Por el tono de la pregunta se le notaba que lo que quería era averiguar si yo era católico o no. De verdad. No es que fuera un fanático ni nada, pero quería saberlo. Lo estaba pasando muy bien hablando de tenis, pero se le notaba que lo habría pasado mucho mejor si yo hubiera sido de la misma religión que él. Todo eso me fastidia muchísimo. Y no es que la pregunta acabara con la conversación, claro que no, pero tampoco contribuyó a animarla, desde luego. Por eso me alegré de que aquellas dos monjas no me hicieran lo mismo. No habría pasado nada, pero probablemente hubiera sido distinto. No crean que critico a los católicos. Estoy casi seguro de que si yo lo fuera haría exactamente lo mismo. En cierto modo, es como lo que les decía antes sobre las maletas baratas. Todo lo que quiero decir es que la pregunta de aquel chico no contribuyó precisamente a animar la charla. Y nada más.

Cuando las dos monjas se levantaron, hice una cosa muy estúpida que luego me dio mucha vergüenza.

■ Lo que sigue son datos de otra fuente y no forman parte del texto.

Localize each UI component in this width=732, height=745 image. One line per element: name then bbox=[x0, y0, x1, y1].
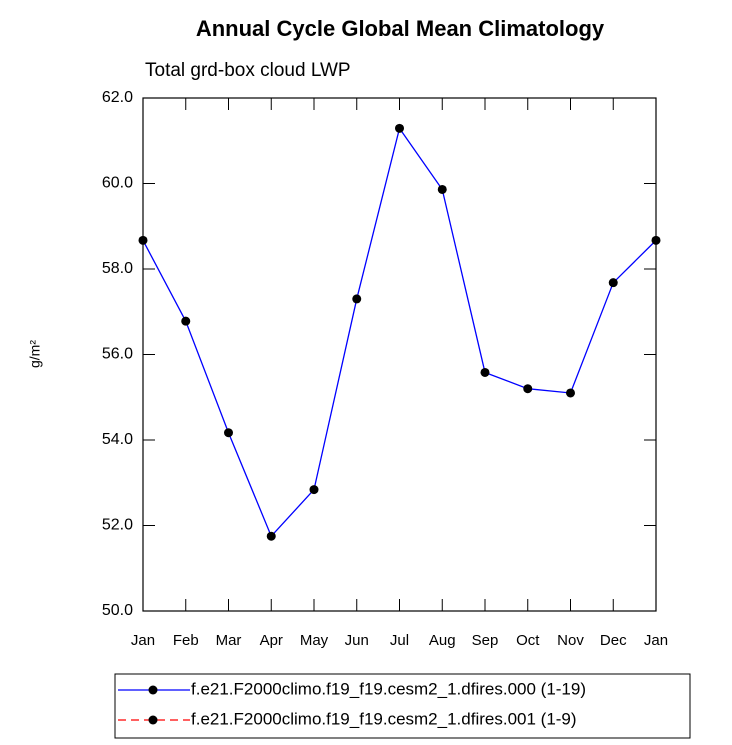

Como estaba fumando, cuando me despedí de ellas me hice un lío y les eché todo el humo en la cara. No fue a propósito, claro, pero el caso es que lo hice. Me disculpé muchas veces y ellas estuvieron simpatiquísimas, pero aun así no saben la vergüenza que pasé.

Cuando se fueron me dio pena no haberles dado más que diez dólares, pero había quedado en llevar a Sally al teatro y aún tenía que sacar las entradas y todo. De todos modos lo sentí. ¡Maldito dinero! Siempre acaba amargándole a uno la vida.